Popular recurring Discworld characters that appear in Wyrd Sisters include:

    • Death
    • Binky
  • Witches and People of Lancre:
    • Granny Esmerelda Weatherwax
    • Nanny Gytha Ogg
    • Magrat Garlick
    • Greebo the Cat
    • Verence, the Fool
  • Ankh-Morpork People:
    • Chrysoprase the Troll (Head of the Breccia crime syndicate)
    • The Librarian (an orang-utan)
    • Hibiscus Dunelm (landlord of the Mended Drum)
    • Cut-Me-Own-Throat Dibbler (Sausage salesman, spiv and entrepreneur)2

The same bandits that threaten The Band With Rocks In from Soul Music also appear.

Places Visited include:

  • Lancre
  • Ankh-Morpork (including The Mended Drum and The Dysk Theatre)
  • Scrote


Things that try to look like things often do look more like things than things, well known fact. But I don't hold with encouraging it.
- Granny Weatherwax

Wyrd Sisters filters the greatest hits from William Shakespeare's plays, especially Macbeth and Hamlet through Terry Pratchett's unique, and brilliant, perspective, turning the story on its head by making the witches the heroes. One of the joys of the story is spotting the Shakespearean references. For instance, when Magrat makes a potion, she picks the same flowers as Ophelia. Shakespeare's Globe Theatre is transformed into The Dysk. There is even a play-within-a-play plot straight out of Hamlet, in which the old King Verence is portrayed exactly like Richard III. Wyrd Sisters is a much more self-contained story than Soul Music. The voice cast is stronger than the earlier adaptation, and as there are fewer characters with more interactions between them all, each character comes across much more strongly and has a clearer role.

Wyrd Sisters was directed by Jean Flynn and scripted by Cosgrove Hall's Jimmy Hibbert. As Hibbert had originally joined the studio as a voice actor before venturing into writing, he also plays King Verence. Inevitably, in order to fit the story into six 25-minute episodes3, much of the story's finer detail is lost. This includes a sense of the passage of time, as the story takes place over three or 21 years (depending on your perspective). Similarly, the whole of the kingdom of Lancre in the Ramtops Mountains has been reduced to consist of a castle, a village, Granny Weatherwax's cottage and an indeterminate number of trees.
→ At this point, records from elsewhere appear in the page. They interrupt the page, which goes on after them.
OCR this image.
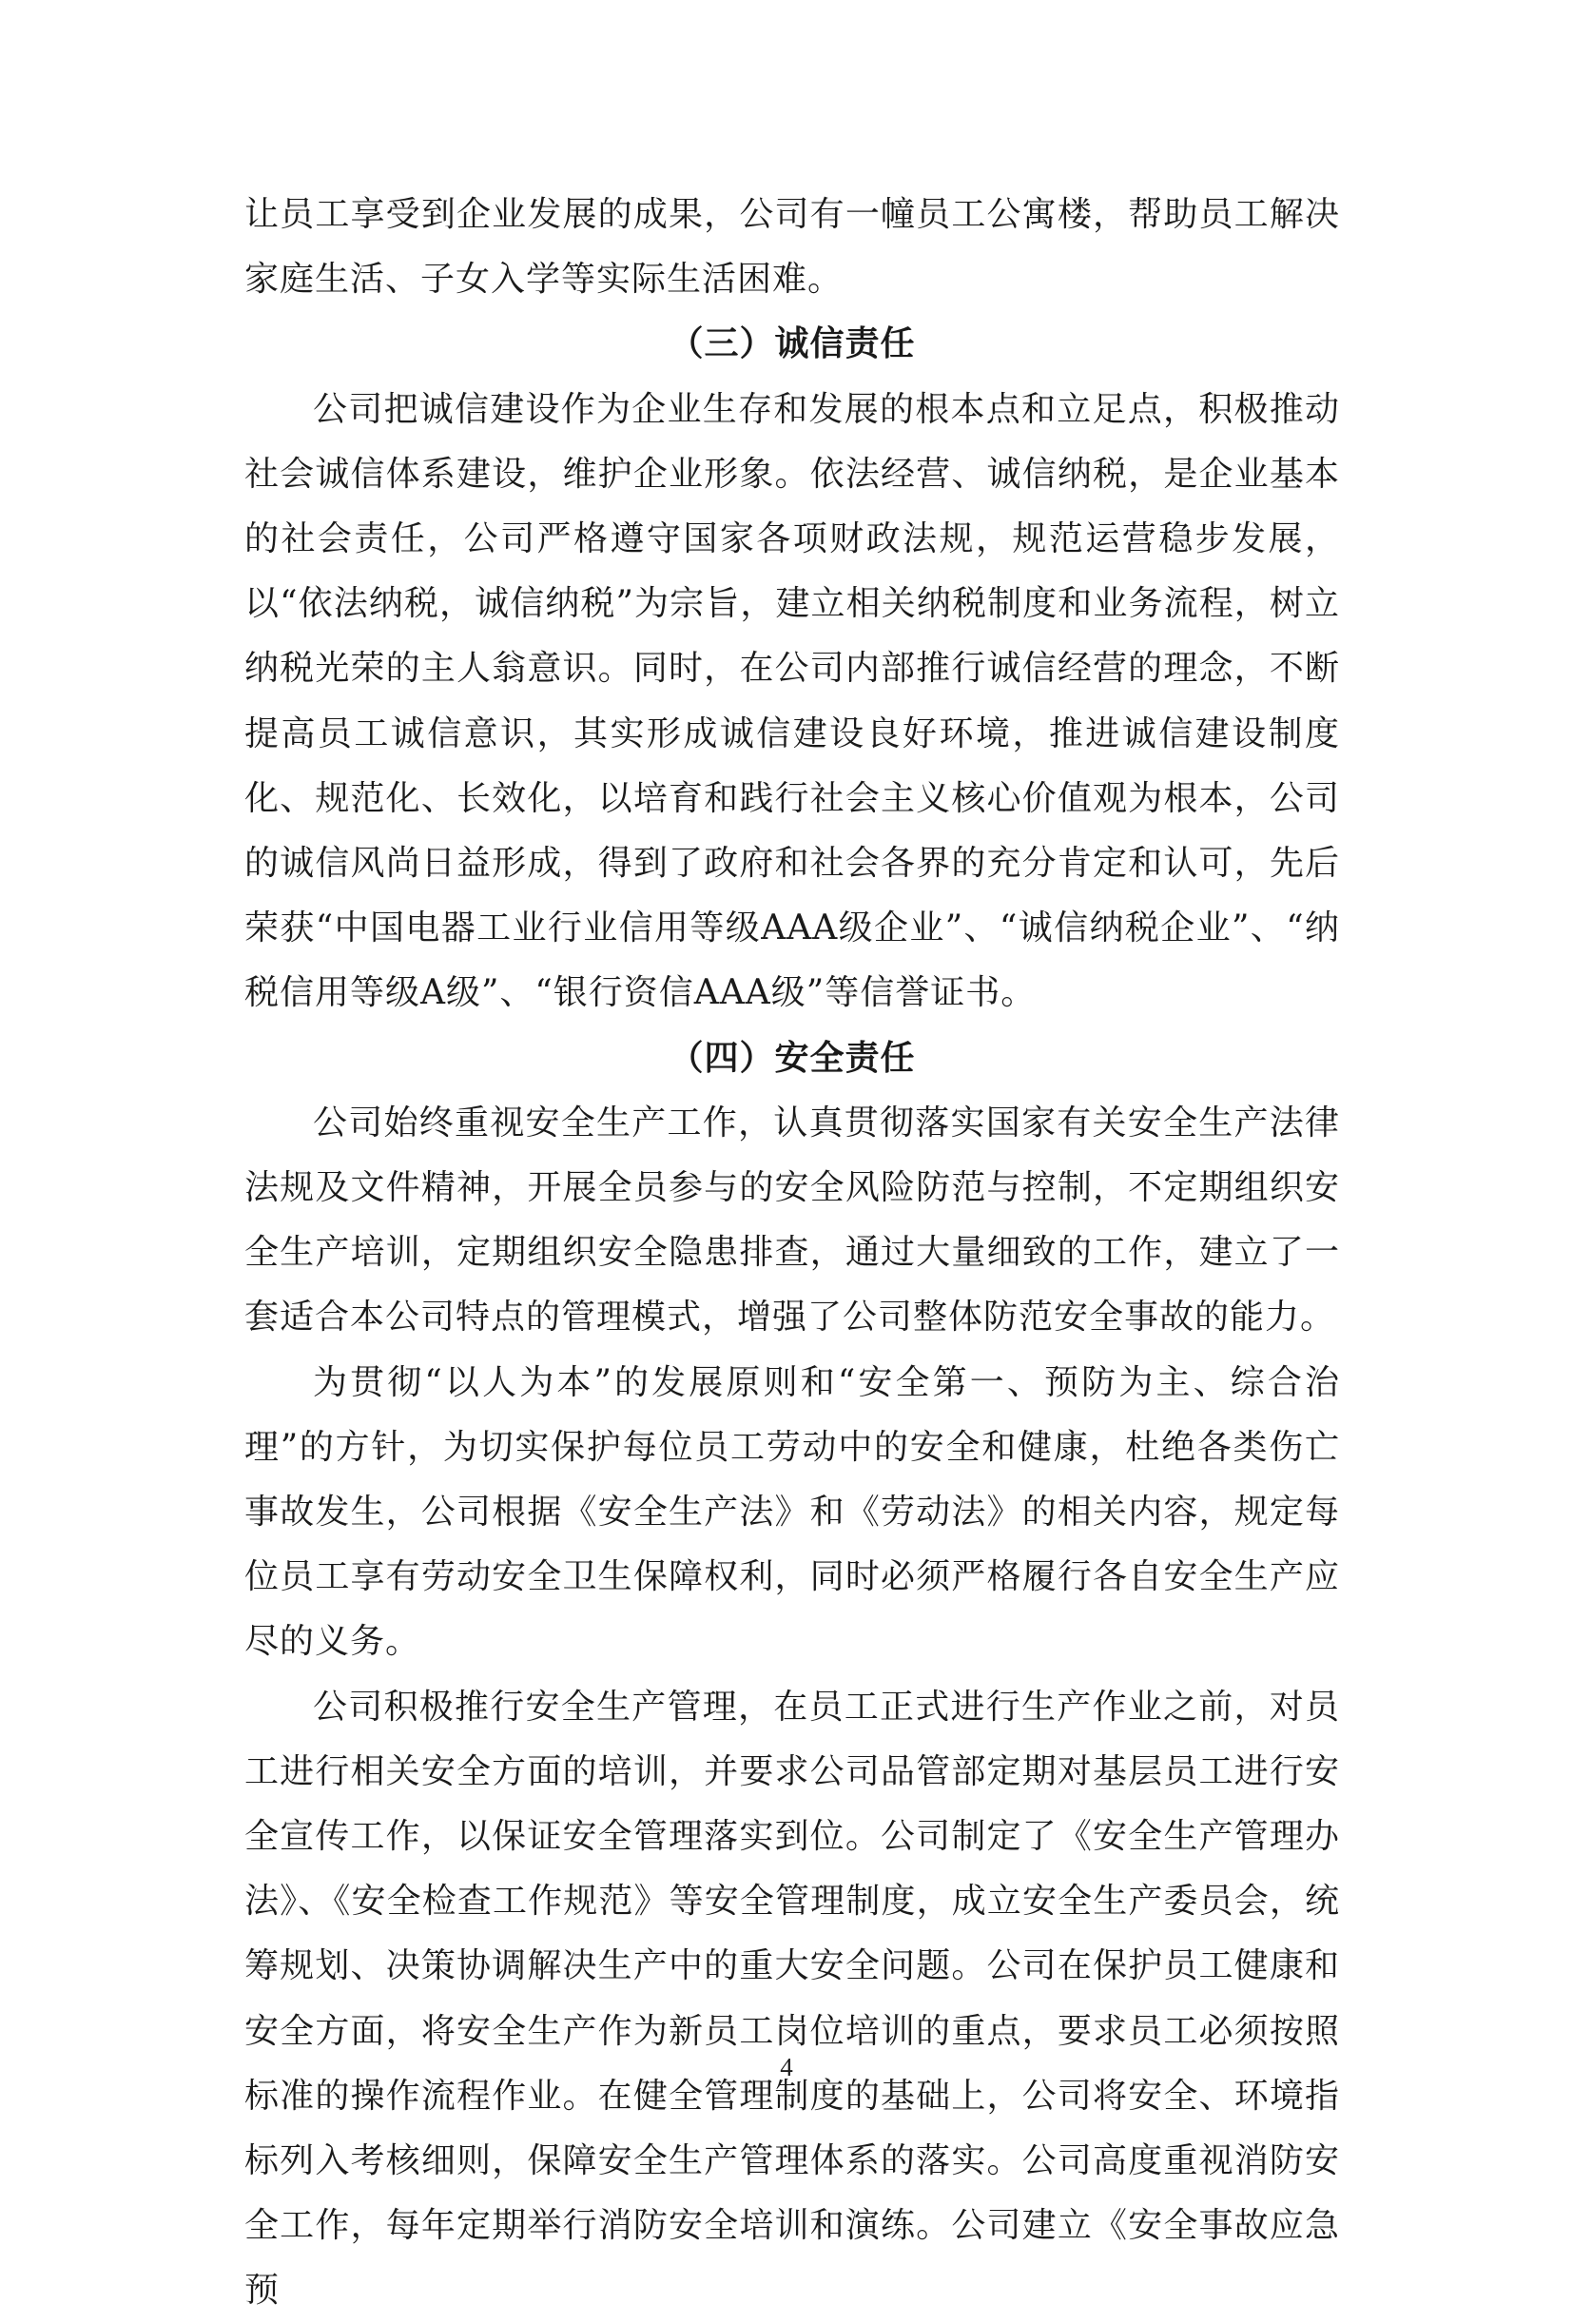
让员工享受到企业发展的成果，公司有一幢员工公寓楼，帮助员工解决家庭生活、子女入学等实际生活困难。

（三）诚信责任

公司把诚信建设作为企业生存和发展的根本点和立足点，积极推动社会诚信体系建设，维护企业形象。依法经营、诚信纳税，是企业基本的社会责任，公司严格遵守国家各项财政法规，规范运营稳步发展，以“依法纳税，诚信纳税”为宗旨，建立相关纳税制度和业务流程，树立纳税光荣的主人翁意识。同时，在公司内部推行诚信经营的理念，不断提高员工诚信意识，其实形成诚信建设良好环境，推进诚信建设制度化、规范化、长效化，以培育和践行社会主义核心价值观为根本，公司的诚信风尚日益形成，得到了政府和社会各界的充分肯定和认可，先后荣获“中国电器工业行业信用等级AAA级企业”、“诚信纳税企业”、“纳税信用等级A级”、“银行资信AAA级”等信誉证书。

（四）安全责任

公司始终重视安全生产工作，认真贯彻落实国家有关安全生产法律法规及文件精神，开展全员参与的安全风险防范与控制，不定期组织安全生产培训，定期组织安全隐患排查，通过大量细致的工作，建立了一套适合本公司特点的管理模式，增强了公司整体防范安全事故的能力。

为贯彻“以人为本”的发展原则和“安全第一、预防为主、综合治理”的方针，为切实保护每位员工劳动中的安全和健康，杜绝各类伤亡事故发生，公司根据《安全生产法》和《劳动法》的相关内容，规定每位员工享有劳动安全卫生保障权利，同时必须严格履行各自安全生产应尽的义务。

公司积极推行安全生产管理，在员工正式进行生产作业之前，对员工进行相关安全方面的培训，并要求公司品管部定期对基层员工进行安全宣传工作，以保证安全管理落实到位。公司制定了《安全生产管理办法》、《安全检查工作规范》等安全管理制度，成立安全生产委员会，统筹规划、决策协调解决生产中的重大安全问题。公司在保护员工健康和安全方面，将安全生产作为新员工岗位培训的重点，要求员工必须按照标准的操作流程作业。在健全管理制度的基础上，公司将安全、环境指标列入考核细则，保障安全生产管理体系的落实。公司高度重视消防安全工作，每年定期举行消防安全培训和演练。公司建立《安全事故应急预

4
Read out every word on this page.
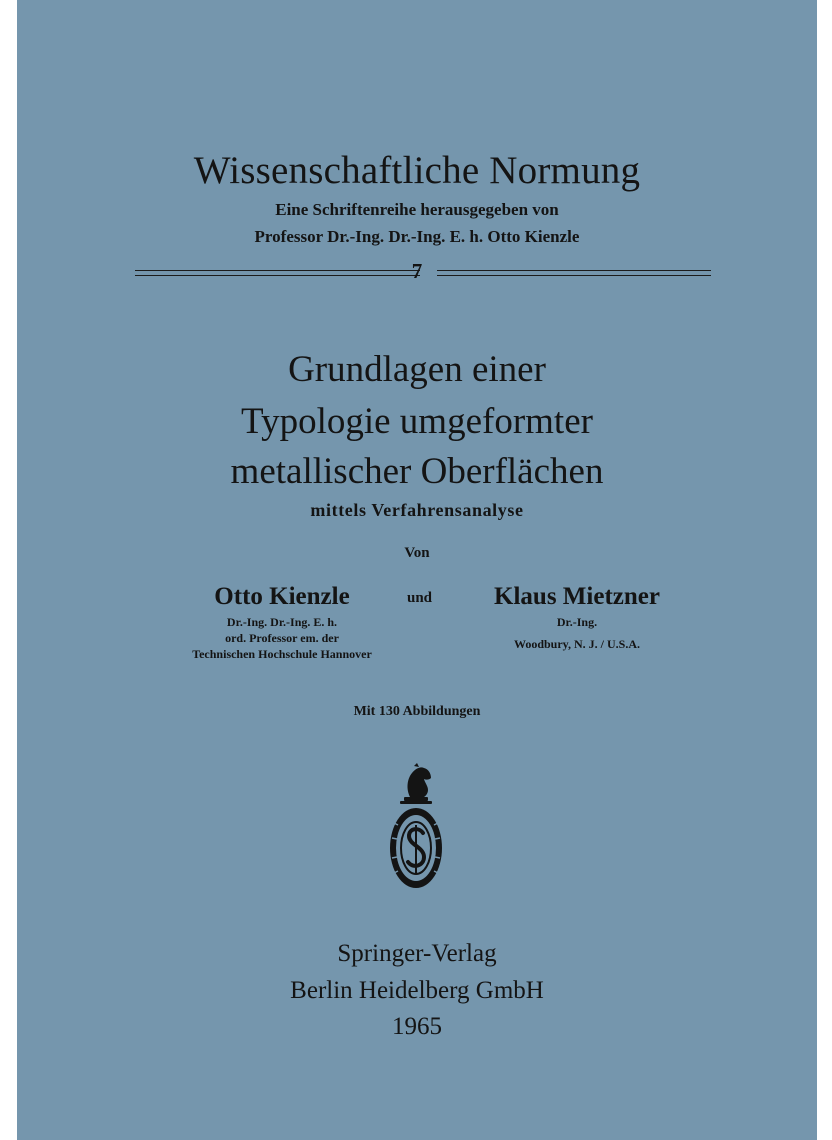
Wissenschaftliche Normung
Eine Schriftenreihe herausgegeben von
Professor Dr.-Ing. Dr.-Ing. E. h. Otto Kienzle
7
Grundlagen einer
Typologie umgeformter
metallischer Oberflächen
mittels Verfahrensanalyse
Von
Otto Kienzle
Dr.-Ing. Dr.-Ing. E. h.
ord. Professor em. der
Technischen Hochschule Hannover
und	Klaus Mietzner
Dr.-Ing.
Woodbury, N. J. / U.S.A.
Mit 130 Abbildungen
Springer-Verlag
Berlin Heidelberg GmbH
1965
Duke Felmet, as the protagonist, also suffers from having his story watered down. His madness in the novel is akin to that that affects Lady Macbeth, especially with his fascination with the state of his hands after the murder. This barely features in the series; his insanity is downplayed and King Verence's revenge by salty porridge barely gets a mention. This is perhaps understandable considering the younger audience targeted by an animation, but with so much Terry Pratchett dialogue to choose from, it seems a shame that so much of what he says is the phrase I hate this kingdom! repeated a tad too often.

The series is probably more aimed at an adult audience than young children. Despite this, many of the most gruesome aspects of the original story are edited out and the infamous Discworld hedgehog song has been reworded to 'A hedgehog can never be bothered at all'.

I would like it if people who saw the animation, if that was the first intro to Discworld, then say 'I wonder if the book is as good as this'. They may well be disappointed, but if they get the book I'll be very pleased.
- Terry Pratchett
1Answer: 'Run along'.2Despite not having a speaking role, he briefly has a cameo appearance in the Lancre crowd scene.3Released on VHS and DVD in a two hour 20 minute omnibus format.